The Reserve Bank of New Zealand plans to relax mortgage loan-to-value ratio (LVR) restrictions starting 1 December 2025.
“Over the past year, we have reviewed our approach to setting LVR restrictions,” Acting Assistant Governor Financial Stability, Angus McGregor, explained.
“We concluded that the introduction of debt-to-income (DTI) restrictions last year means LVR settings can be less restrictive on average. This includes looser default settings that we expect will be in place most of the time, except for when risks are particularly elevated,” he said.
DTI restrictions support borrower resilience by serving as a safeguard against risky lending.

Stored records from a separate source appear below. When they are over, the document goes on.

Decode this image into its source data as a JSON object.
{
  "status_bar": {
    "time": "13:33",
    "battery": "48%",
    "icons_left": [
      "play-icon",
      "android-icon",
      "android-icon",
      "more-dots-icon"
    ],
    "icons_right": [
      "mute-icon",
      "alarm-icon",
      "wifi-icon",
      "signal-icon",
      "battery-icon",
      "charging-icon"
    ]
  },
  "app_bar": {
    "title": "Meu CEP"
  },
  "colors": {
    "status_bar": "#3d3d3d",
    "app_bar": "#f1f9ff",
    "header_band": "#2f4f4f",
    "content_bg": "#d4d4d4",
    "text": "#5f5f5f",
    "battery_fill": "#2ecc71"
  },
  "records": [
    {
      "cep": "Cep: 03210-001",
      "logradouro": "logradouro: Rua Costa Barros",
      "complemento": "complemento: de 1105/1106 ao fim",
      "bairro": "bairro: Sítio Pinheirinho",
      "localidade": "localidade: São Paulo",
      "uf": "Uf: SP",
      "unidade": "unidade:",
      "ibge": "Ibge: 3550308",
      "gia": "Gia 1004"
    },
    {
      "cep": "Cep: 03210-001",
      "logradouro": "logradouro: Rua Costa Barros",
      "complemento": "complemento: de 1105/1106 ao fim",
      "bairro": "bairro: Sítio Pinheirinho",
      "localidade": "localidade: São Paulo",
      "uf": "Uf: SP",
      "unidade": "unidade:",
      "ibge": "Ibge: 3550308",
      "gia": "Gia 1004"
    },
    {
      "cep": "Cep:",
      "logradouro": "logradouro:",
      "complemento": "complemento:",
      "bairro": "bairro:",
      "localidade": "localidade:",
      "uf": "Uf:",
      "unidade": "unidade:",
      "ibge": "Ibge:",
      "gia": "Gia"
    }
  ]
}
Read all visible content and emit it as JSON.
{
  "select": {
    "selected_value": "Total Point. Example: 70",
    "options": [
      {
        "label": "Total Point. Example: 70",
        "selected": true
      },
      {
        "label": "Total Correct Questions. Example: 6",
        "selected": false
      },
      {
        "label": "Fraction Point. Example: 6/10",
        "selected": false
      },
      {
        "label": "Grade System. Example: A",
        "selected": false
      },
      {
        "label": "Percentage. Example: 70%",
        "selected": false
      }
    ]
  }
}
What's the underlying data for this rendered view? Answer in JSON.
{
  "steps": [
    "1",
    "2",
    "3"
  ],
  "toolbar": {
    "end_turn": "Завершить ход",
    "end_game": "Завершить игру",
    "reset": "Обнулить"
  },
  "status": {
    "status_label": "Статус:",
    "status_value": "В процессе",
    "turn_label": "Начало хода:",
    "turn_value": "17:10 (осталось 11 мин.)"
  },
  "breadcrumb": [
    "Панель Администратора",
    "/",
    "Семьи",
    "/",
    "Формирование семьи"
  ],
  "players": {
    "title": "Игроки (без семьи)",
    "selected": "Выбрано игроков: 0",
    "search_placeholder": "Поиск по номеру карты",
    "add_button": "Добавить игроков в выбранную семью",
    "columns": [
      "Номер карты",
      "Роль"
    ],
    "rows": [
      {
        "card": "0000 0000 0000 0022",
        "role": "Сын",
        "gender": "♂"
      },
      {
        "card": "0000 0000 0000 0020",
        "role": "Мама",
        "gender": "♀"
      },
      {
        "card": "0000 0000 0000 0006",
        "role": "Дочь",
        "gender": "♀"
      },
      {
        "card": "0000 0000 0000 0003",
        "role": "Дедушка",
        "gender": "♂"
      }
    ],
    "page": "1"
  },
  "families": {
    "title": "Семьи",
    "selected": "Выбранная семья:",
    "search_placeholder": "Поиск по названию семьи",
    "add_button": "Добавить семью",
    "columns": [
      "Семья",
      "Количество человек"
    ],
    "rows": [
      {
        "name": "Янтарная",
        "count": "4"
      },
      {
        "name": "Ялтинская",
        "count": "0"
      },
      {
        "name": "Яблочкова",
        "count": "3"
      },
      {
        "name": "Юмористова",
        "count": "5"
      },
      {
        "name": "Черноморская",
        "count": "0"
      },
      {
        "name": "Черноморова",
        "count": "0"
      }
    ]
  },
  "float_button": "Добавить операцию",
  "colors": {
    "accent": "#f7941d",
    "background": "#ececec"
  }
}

They also help limit the impact and severity of housing market corrections.
Relaxed LVR settings will provide banks with greater lending flexibility, enhancing market efficiency and credit availability, especially for first-time home buyers.

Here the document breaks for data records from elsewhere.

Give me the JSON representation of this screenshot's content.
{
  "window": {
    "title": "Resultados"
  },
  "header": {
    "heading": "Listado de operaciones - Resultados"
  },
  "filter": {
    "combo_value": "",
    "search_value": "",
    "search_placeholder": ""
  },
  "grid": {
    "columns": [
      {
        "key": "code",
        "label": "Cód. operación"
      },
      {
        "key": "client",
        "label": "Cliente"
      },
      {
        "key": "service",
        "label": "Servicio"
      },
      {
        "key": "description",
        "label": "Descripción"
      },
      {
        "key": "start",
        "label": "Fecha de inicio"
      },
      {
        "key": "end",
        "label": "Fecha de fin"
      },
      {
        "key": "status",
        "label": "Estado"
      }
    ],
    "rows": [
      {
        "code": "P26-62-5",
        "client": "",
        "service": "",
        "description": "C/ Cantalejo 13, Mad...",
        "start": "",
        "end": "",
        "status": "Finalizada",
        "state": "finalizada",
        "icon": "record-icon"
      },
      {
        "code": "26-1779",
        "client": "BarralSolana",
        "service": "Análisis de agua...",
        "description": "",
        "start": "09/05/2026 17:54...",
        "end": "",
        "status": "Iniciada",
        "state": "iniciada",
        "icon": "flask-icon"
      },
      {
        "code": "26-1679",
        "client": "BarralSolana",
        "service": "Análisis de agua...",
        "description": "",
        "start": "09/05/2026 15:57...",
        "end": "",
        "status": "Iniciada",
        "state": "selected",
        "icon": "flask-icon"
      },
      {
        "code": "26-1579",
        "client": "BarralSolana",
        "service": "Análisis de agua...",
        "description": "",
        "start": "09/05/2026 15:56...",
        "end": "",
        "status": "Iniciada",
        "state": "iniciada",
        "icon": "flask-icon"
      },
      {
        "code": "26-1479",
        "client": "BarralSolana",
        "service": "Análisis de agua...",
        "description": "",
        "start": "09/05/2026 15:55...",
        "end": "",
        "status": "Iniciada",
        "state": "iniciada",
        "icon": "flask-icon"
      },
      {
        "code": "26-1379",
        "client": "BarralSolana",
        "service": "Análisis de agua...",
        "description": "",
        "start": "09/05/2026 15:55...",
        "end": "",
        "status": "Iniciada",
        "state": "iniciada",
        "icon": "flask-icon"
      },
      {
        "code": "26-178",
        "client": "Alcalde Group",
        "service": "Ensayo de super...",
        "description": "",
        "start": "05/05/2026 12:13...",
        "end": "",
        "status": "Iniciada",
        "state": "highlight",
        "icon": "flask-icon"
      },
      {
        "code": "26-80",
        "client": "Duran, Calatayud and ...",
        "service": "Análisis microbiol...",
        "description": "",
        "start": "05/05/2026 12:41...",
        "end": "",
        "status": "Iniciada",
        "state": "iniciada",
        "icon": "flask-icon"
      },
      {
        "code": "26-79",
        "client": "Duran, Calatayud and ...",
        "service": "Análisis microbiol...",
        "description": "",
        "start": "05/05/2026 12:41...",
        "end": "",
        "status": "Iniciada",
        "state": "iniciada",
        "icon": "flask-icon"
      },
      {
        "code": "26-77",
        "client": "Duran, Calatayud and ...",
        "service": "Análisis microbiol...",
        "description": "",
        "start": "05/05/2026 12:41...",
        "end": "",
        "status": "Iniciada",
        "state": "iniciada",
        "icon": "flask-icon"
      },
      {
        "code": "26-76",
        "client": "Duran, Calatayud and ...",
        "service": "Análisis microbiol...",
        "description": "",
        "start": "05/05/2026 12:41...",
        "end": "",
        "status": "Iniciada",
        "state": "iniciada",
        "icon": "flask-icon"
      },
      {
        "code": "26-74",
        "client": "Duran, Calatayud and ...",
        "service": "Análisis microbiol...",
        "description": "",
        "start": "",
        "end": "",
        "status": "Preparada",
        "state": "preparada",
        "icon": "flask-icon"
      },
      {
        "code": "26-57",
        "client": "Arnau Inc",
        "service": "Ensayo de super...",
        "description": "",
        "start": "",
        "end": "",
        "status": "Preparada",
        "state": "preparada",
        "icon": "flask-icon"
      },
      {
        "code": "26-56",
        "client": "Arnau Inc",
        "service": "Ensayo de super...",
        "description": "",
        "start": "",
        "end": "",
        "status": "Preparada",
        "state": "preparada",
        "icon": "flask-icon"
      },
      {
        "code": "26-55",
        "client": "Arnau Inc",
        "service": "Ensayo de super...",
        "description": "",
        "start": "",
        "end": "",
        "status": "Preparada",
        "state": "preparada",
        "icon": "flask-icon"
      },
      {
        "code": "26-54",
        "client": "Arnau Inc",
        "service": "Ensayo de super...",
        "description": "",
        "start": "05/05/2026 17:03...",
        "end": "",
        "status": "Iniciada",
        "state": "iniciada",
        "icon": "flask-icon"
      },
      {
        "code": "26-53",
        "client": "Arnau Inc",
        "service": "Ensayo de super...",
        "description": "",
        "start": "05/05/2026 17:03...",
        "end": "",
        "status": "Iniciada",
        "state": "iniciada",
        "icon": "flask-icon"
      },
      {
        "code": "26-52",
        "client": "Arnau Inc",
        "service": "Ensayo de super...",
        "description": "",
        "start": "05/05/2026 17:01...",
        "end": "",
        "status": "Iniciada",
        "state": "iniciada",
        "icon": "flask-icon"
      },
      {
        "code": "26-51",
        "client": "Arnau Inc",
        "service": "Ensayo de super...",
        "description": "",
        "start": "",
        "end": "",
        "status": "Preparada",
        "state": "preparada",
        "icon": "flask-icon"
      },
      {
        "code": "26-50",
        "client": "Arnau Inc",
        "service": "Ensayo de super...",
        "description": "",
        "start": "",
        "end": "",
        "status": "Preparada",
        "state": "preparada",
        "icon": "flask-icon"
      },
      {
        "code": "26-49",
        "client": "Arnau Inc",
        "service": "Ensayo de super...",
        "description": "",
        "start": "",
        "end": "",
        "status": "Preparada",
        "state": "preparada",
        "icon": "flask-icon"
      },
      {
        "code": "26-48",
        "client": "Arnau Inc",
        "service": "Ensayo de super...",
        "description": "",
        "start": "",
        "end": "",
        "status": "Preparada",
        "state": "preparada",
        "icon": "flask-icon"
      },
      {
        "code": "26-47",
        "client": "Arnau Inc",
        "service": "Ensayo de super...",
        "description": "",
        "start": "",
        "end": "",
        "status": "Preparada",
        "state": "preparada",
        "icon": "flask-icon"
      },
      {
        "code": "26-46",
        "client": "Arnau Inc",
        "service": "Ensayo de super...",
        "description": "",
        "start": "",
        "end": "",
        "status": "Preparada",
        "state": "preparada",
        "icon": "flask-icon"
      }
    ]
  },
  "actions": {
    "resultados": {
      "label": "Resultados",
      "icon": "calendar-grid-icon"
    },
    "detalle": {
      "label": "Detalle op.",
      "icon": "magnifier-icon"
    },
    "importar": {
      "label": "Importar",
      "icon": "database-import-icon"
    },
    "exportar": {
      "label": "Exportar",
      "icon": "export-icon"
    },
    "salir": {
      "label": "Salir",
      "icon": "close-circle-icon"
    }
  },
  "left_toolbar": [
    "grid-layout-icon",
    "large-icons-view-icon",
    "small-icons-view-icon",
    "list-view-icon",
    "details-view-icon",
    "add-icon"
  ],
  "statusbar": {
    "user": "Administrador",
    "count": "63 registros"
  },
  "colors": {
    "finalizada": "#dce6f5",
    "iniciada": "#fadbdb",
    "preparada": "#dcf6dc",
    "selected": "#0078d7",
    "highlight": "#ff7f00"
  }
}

For McGregor, this is a suitable time to implement the new default settings, as house prices fall within the range of sustainable estimates, mortgage lending growth remains moderate, and the proportion of high-risk lending is low.
LVR settings include the following:
- For owner-occupiers, the limit on the share of new lending allowed with an LVR above 80% will increase to 25% (up from 20%).
- For investors, the limit on the share of new lending allowed with an LVR above 70% will increase to 10% (up from 5%).
RBNZ will engage with banks in consultations regarding changes to their Conditions of Registration over the next two weeks.
“We have also reviewed our DTI restrictions and decided to keep settings unchanged. They remain calibrated to limit high-risk lending in housing upswings and periods of low interest rates, without the need for adjustment,” McGregor added.